🤖 AI Summary
To address the prevalent issues of incompleteness, unreliability, and factual inaccuracies in LLM-generated code documentation, this paper proposes the first topology-aware, multi-agent collaborative documentation generation framework. Methodologically: (1) it introduces a novel topology-driven incremental context construction mechanism, dynamically modeling code structure via Program Dependence Graphs (PDGs); (2) it designs a five-role collaborative architecture—Reader, Searcher, Writer, Verifier, and Orchestrator—integrating modular prompt engineering with multi-stage verification; (3) it establishes a comprehensive evaluation framework spanning completeness, practicality, and truthfulness. Our approach achieves significant improvements over state-of-the-art methods across multiple real-world codebases. Ablation studies demonstrate that topology-aware processing order boosts truthfulness by 37.2%. Moreover, the framework exhibits robust performance on complex, private repositories, enabling reliable, high-fidelity documentation generation.
📝 Abstract
High-quality code documentation is crucial for software development especially in the era of AI. However, generating it automatically using Large Language Models (LLMs) remains challenging, as existing approaches often produce incomplete, unhelpful, or factually incorrect outputs.

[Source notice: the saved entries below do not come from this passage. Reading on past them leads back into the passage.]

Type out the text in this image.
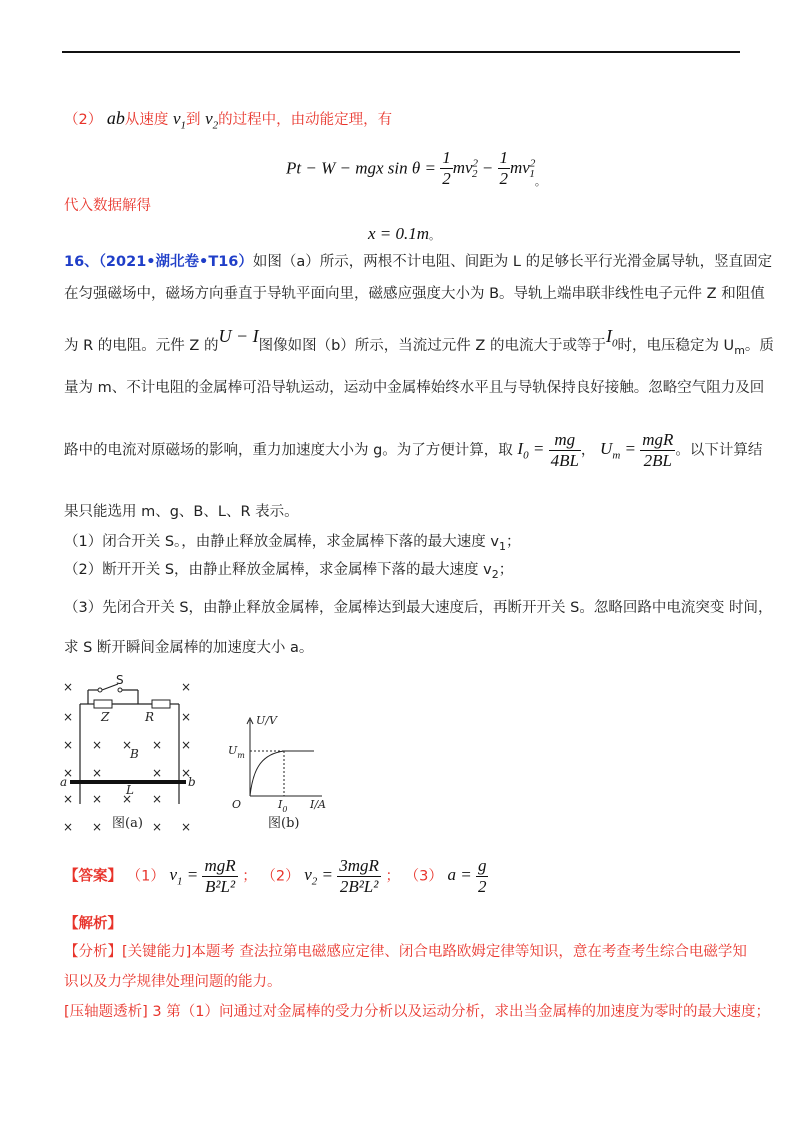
（2） ab从速度 $v_1$到 $v_2$的过程中，由动能定理，有
Pt − W − mgx $\sin \theta = \frac{1}{2} mv^2_2 - \frac{1}{2} mv^2_1$。
代入数据解得
x = 0.1m。
16、（2021•湖北卷•T16）如图（a）所示，两根不计电阻、间距为 L 的足够长平行光滑金属导轨，竖直固定
在匀强磁场中，磁场方向垂直于导轨平面向里，磁感应强度大小为 B。导轨上端串联非线性电子元件 Z 和阻值
为 R 的电阻。元件 Z 的U − I图像如图（b）所示，当流过元件 Z 的电流大于或等于$I_0$时，电压稳定为 $U_m$。质
量为 m、不计电阻的金属棒可沿导轨运动，运动中金属棒始终水平且与导轨保持良好接触。忽略空气阻力及回
路中的电流对原磁场的影响，重力加速度大小为 g。为了方便计算，取 $I_0 = \frac{mg}{4BL}$ ， $U_m = \frac{\text{mgR}}{2BL}$ 。以下计算结
果只能选用 m、g、B、L、R 表示。
（1）闭合开关 S。，由静止释放金属棒，求金属棒下落的最大速度 $v_1$；
（2）断开开关 S，由静止释放金属棒，求金属棒下落的最大速度 $v_2$；
（3）先闭合开关 S，由静止释放金属棒，金属棒达到最大速度后，再断开开关 S。忽略回路中电流突变 时间，
求 S 断开瞬间金属棒的加速度大小 a。
×	×
×	×
× × × × ×
×	×
×	×
× × ×
×
×	×
×	×
S
Z	R
B
a	b
L
图(a)
U/V
$U_m$
O	$I_0$ I/A
图(b)
【答案】 （1） $v_1 = \frac{\text{mgR}}{\text{B²L²}}$ ； （2） $v_2 = \frac{\text{3mgR}}{\text{2B²L²}}$ ； （3） $a = \frac{g}{2}$
【解析】
【分析】[关键能力]本题考 查法拉第电磁感应定律、闭合电路欧姆定律等知识，意在考查考生综合电磁学知
识以及力学规律处理问题的能力。
[压轴题透析] 3 第（1）问通过对金属棒的受力分析以及运动分析，求出当金属棒的加速度为零时的最大速度；
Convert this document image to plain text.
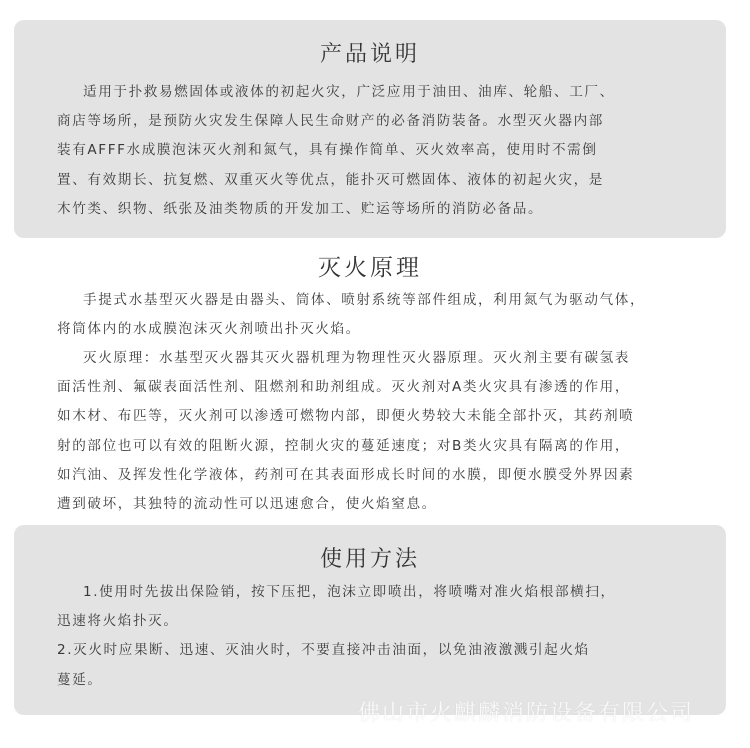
产品说明
适用于扑救易燃固体或液体的初起火灾，广泛应用于油田、油库、轮船、工厂、
商店等场所，是预防火灾发生保障人民生命财产的必备消防装备。水型灭火器内部
装有AFFF水成膜泡沫灭火剂和氮气，具有操作简单、灭火效率高，使用时不需倒
置、有效期长、抗复燃、双重灭火等优点，能扑灭可燃固体、液体的初起火灾，是
木竹类、织物、纸张及油类物质的开发加工、贮运等场所的消防必备品。
灭火原理
手提式水基型灭火器是由器头、筒体、喷射系统等部件组成，利用氮气为驱动气体，
将筒体内的水成膜泡沫灭火剂喷出扑灭火焰。
灭火原理：水基型灭火器其灭火器机理为物理性灭火器原理。灭火剂主要有碳氢表
面活性剂、氟碳表面活性剂、阻燃剂和助剂组成。灭火剂对A类火灾具有渗透的作用，
如木材、布匹等，灭火剂可以渗透可燃物内部，即便火势较大未能全部扑灭，其药剂喷
射的部位也可以有效的阻断火源，控制火灾的蔓延速度；对B类火灾具有隔离的作用，
如汽油、及挥发性化学液体，药剂可在其表面形成长时间的水膜，即便水膜受外界因素
遭到破坏，其独特的流动性可以迅速愈合，使火焰窒息。
使用方法
1.使用时先拔出保险销，按下压把，泡沫立即喷出，将喷嘴对准火焰根部横扫，
迅速将火焰扑灭。
2.灭火时应果断、迅速、灭油火时，不要直接冲击油面，以免油液激溅引起火焰
蔓延。
佛山市火麒麟消防设备有限公司
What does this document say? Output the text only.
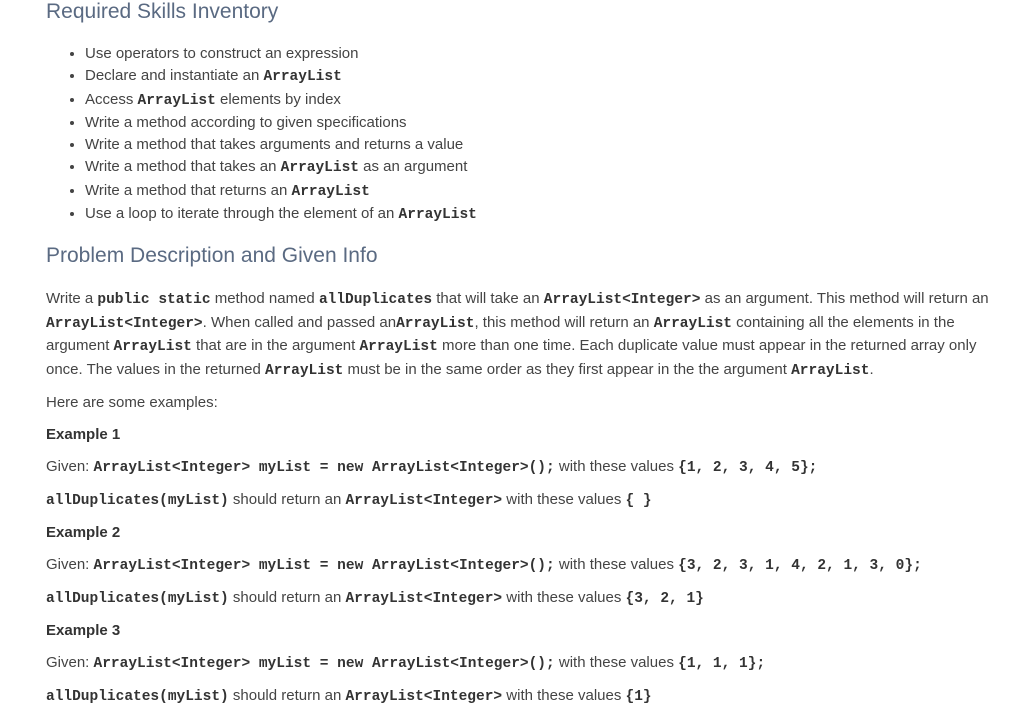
Required Skills Inventory
• Use operators to construct an expression
• Declare and instantiate an ArrayList
• Access ArrayList elements by index
• Write a method according to given specifications
• Write a method that takes arguments and returns a value
• Write a method that takes an ArrayList as an argument
• Write a method that returns an ArrayList
• Use a loop to iterate through the element of an ArrayList
Problem Description and Given Info

Write a public static method named allDuplicates that will take an ArrayList<Integer> as an argument. This method will return an ArrayList<Integer>. When called and passed anArrayList, this method will return an ArrayList containing all the elements in the argument ArrayList that are in the argument ArrayList more than one time. Each duplicate value must appear in the returned array only once. The values in the returned ArrayList must be in the same order as they first appear in the the argument ArrayList.

Here are some examples:

Example 1

Given: ArrayList<Integer> myList = new ArrayList<Integer>(); with these values {1, 2, 3, 4, 5};

allDuplicates(myList) should return an ArrayList<Integer> with these values { }

Example 2

Given: ArrayList<Integer> myList = new ArrayList<Integer>(); with these values {3, 2, 3, 1, 4, 2, 1, 3, 0};

allDuplicates(myList) should return an ArrayList<Integer> with these values {3, 2, 1}

Example 3

Given: ArrayList<Integer> myList = new ArrayList<Integer>(); with these values {1, 1, 1};

allDuplicates(myList) should return an ArrayList<Integer> with these values {1}
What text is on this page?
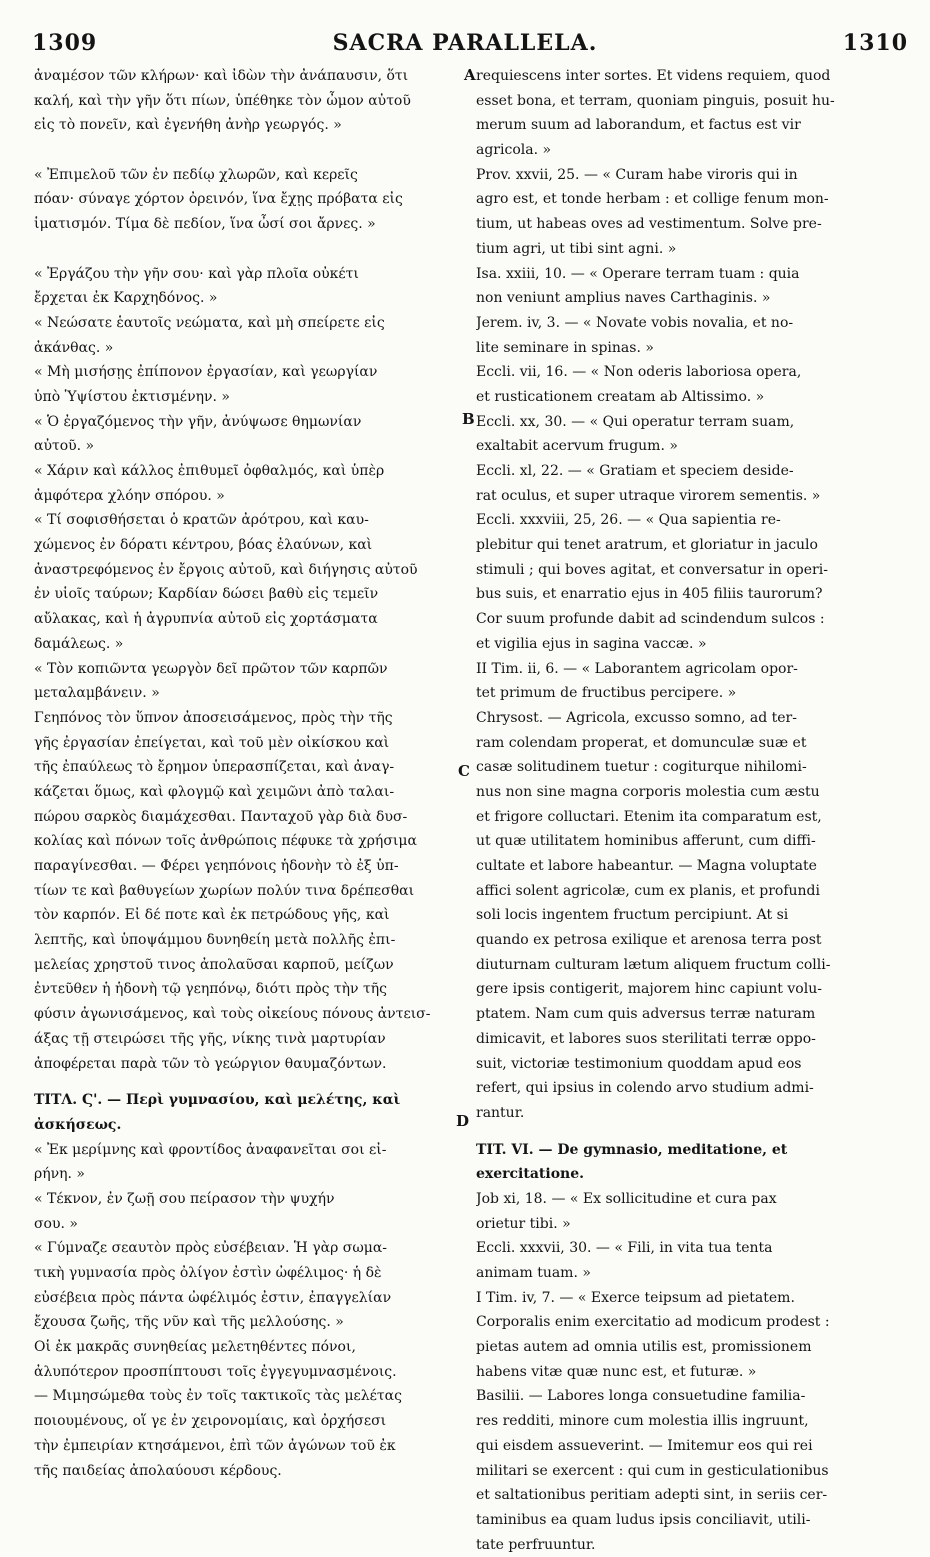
1309	SACRA PARALLELA.	1310
ἀναμέσον τῶν κλήρων· καὶ ἰδὼν τὴν ἀνάπαυσιν, ὅτι
καλή, καὶ τὴν γῆν ὅτι πίων, ὑπέθηκε τὸν ὦμον αὐτοῦ
εἰς τὸ πονεῖν, καὶ ἐγενήθη ἀνὴρ γεωργός. »
« Ἐπιμελοῦ τῶν ἐν πεδίῳ χλωρῶν, καὶ κερεῖς
πόαν· σύναγε χόρτον ὀρεινόν, ἵνα ἔχῃς πρόβατα εἰς
ἱματισμόν. Τίμα δὲ πεδίον, ἵνα ὦσί σοι ἄρνες. »
« Ἐργάζου τὴν γῆν σου· καὶ γὰρ πλοῖα οὐκέτι
ἔρχεται ἐκ Καρχηδόνος. »
« Νεώσατε ἑαυτοῖς νεώματα, καὶ μὴ σπείρετε εἰς
ἀκάνθας. »
« Μὴ μισήσῃς ἐπίπονον ἐργασίαν, καὶ γεωργίαν
ὑπὸ Ὑψίστου ἐκτισμένην. »
« Ὁ ἐργαζόμενος τὴν γῆν, ἀνύψωσε θημωνίαν
αὐτοῦ. »
« Χάριν καὶ κάλλος ἐπιθυμεῖ ὀφθαλμός, καὶ ὑπὲρ
ἀμφότερα χλόην σπόρου. »
« Τί σοφισθήσεται ὁ κρατῶν ἀρότρου, καὶ καυ-
χώμενος ἐν δόρατι κέντρου, βόας ἐλαύνων, καὶ
ἀναστρεφόμενος ἐν ἔργοις αὐτοῦ, καὶ διήγησις αὐτοῦ
ἐν υἱοῖς ταύρων; Καρδίαν δώσει βαθὺ εἰς τεμεῖν
αὔλακας, καὶ ἡ ἀγρυπνία αὐτοῦ εἰς χορτάσματα
δαμάλεως. »
« Τὸν κοπιῶντα γεωργὸν δεῖ πρῶτον τῶν καρπῶν
μεταλαμβάνειν. »
Γεηπόνος τὸν ὕπνον ἀποσεισάμενος, πρὸς τὴν τῆς
γῆς ἐργασίαν ἐπείγεται, καὶ τοῦ μὲν οἰκίσκου καὶ
τῆς ἐπαύλεως τὸ ἔρημον ὑπερασπίζεται, καὶ ἀναγ-
κάζεται ὅμως, καὶ φλογμῷ καὶ χειμῶνι ἀπὸ ταλαι-
πώρου σαρκὸς διαμάχεσθαι. Πανταχοῦ γὰρ διὰ δυσ-
κολίας καὶ πόνων τοῖς ἀνθρώποις πέφυκε τὰ χρήσιμα
παραγίνεσθαι. — Φέρει γεηπόνοις ἡδονὴν τὸ ἐξ ὑπ-
τίων τε καὶ βαθυγείων χωρίων πολύν τινα δρέπεσθαι
τὸν καρπόν. Εἰ δέ ποτε καὶ ἐκ πετρώδους γῆς, καὶ
λεπτῆς, καὶ ὑποψάμμου δυνηθείη μετὰ πολλῆς ἐπι-
μελείας χρηστοῦ τινος ἀπολαῦσαι καρποῦ, μείζων
ἐντεῦθεν ἡ ἡδονὴ τῷ γεηπόνῳ, διότι πρὸς τὴν τῆς
φύσιν ἀγωνισάμενος, καὶ τοὺς οἰκείους πόνους ἀντεισ-
άξας τῇ στειρώσει τῆς γῆς, νίκης τινὰ μαρτυρίαν
ἀποφέρεται παρὰ τῶν τὸ γεώργιον θαυμαζόντων.
ΤΙΤΛ. Ϛ'. — Περὶ γυμνασίου, καὶ μελέτης, καὶ
ἀσκήσεως.
« Ἐκ μερίμνης καὶ φροντίδος ἀναφανεῖται σοι εἰ-
ρήνη. »
« Τέκνον, ἐν ζωῇ σου πείρασον τὴν ψυχήν
σου. »
« Γύμναζε σεαυτὸν πρὸς εὐσέβειαν. Ἡ γὰρ σωμα-
τικὴ γυμνασία πρὸς ὀλίγον ἐστὶν ὠφέλιμος· ἡ δὲ
εὐσέβεια πρὸς πάντα ὠφέλιμός ἐστιν, ἐπαγγελίαν
ἔχουσα ζωῆς, τῆς νῦν καὶ τῆς μελλούσης. »
Οἱ ἐκ μακρᾶς συνηθείας μελετηθέντες πόνοι,
ἀλυπότερον προσπίπτουσι τοῖς ἐγγεγυμνασμένοις.
— Μιμησώμεθα τοὺς ἐν τοῖς τακτικοῖς τὰς μελέτας
ποιουμένους, οἵ γε ἐν χειρονομίαις, καὶ ὀρχήσεσι
τὴν ἐμπειρίαν κτησάμενοι, ἐπὶ τῶν ἀγώνων τοῦ ἐκ
τῆς παιδείας ἀπολαύουσι κέρδους.
requiescens inter sortes. Et videns requiem, quod
esset bona, et terram, quoniam pinguis, posuit hu-
merum suum ad laborandum, et factus est vir
agricola. »
Prov. xxvii, 25. — « Curam habe viroris qui in
agro est, et tonde herbam : et collige fenum mon-
tium, ut habeas oves ad vestimentum. Solve pre-
tium agri, ut tibi sint agni. »
Isa. xxiii, 10. — « Operare terram tuam : quia
non veniunt amplius naves Carthaginis. »
Jerem. iv, 3. — « Novate vobis novalia, et no-
lite seminare in spinas. »
Eccli. vii, 16. — « Non oderis laboriosa opera,
et rusticationem creatam ab Altissimo. »
Eccli. xx, 30. — « Qui operatur terram suam,
exaltabit acervum frugum. »
Eccli. xl, 22. — « Gratiam et speciem deside-
rat oculus, et super utraque virorem sementis. »
Eccli. xxxviii, 25, 26. — « Qua sapientia re-
plebitur qui tenet aratrum, et gloriatur in jaculo
stimuli ; qui boves agitat, et conversatur in operi-
bus suis, et enarratio ejus in 405 filiis taurorum?
Cor suum profunde dabit ad scindendum sulcos :
et vigilia ejus in sagina vaccæ. »
II Tim. ii, 6. — « Laborantem agricolam opor-
tet primum de fructibus percipere. »
Chrysost. — Agricola, excusso somno, ad ter-
ram colendam properat, et domunculæ suæ et
casæ solitudinem tuetur : cogiturque nihilomi-
nus non sine magna corporis molestia cum æstu
et frigore colluctari. Etenim ita comparatum est,
ut quæ utilitatem hominibus afferunt, cum diffi-
cultate et labore habeantur. — Magna voluptate
affici solent agricolæ, cum ex planis, et profundi
soli locis ingentem fructum percipiunt. At si
quando ex petrosa exilique et arenosa terra post
diuturnam culturam lætum aliquem fructum colli-
gere ipsis contigerit, majorem hinc capiunt volu-
ptatem. Nam cum quis adversus terræ naturam
dimicavit, et labores suos sterilitati terræ oppo-
suit, victoriæ testimonium quoddam apud eos
refert, qui ipsius in colendo arvo studium admi-
rantur.
TIT. VI. — De gymnasio, meditatione, et
exercitatione.
Job xi, 18. — « Ex sollicitudine et cura pax
orietur tibi. »
Eccli. xxxvii, 30. — « Fili, in vita tua tenta
animam tuam. »
I Tim. iv, 7. — « Exerce teipsum ad pietatem.
Corporalis enim exercitatio ad modicum prodest :
pietas autem ad omnia utilis est, promissionem
habens vitæ quæ nunc est, et futuræ. »
Basilii. — Labores longa consuetudine familia-
res redditi, minore cum molestia illis ingruunt,
qui eisdem assueverint. — Imitemur eos qui rei
militari se exercent : qui cum in gesticulationibus
et saltationibus peritiam adepti sint, in seriis cer-
taminibus ea quam ludus ipsis conciliavit, utili-
tate perfruuntur.
A
B
C
D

We introduce DocAgent, a novel multi-agent collaborative system using topological code processing for incremental context building. Specialized agents (Reader, Searcher, Writer, Verifier, Orchestrator) then collaboratively generate documentation. We also propose a multi-faceted evaluation framework assessing Completeness, Helpfulness, and Truthfulness. Comprehensive experiments show DocAgent significantly outperforms baselines consistently. Our ablation study confirms the vital role of the topological processing order. DocAgent offers a robust approach for reliable code documentation generation in complex and proprietary repositories.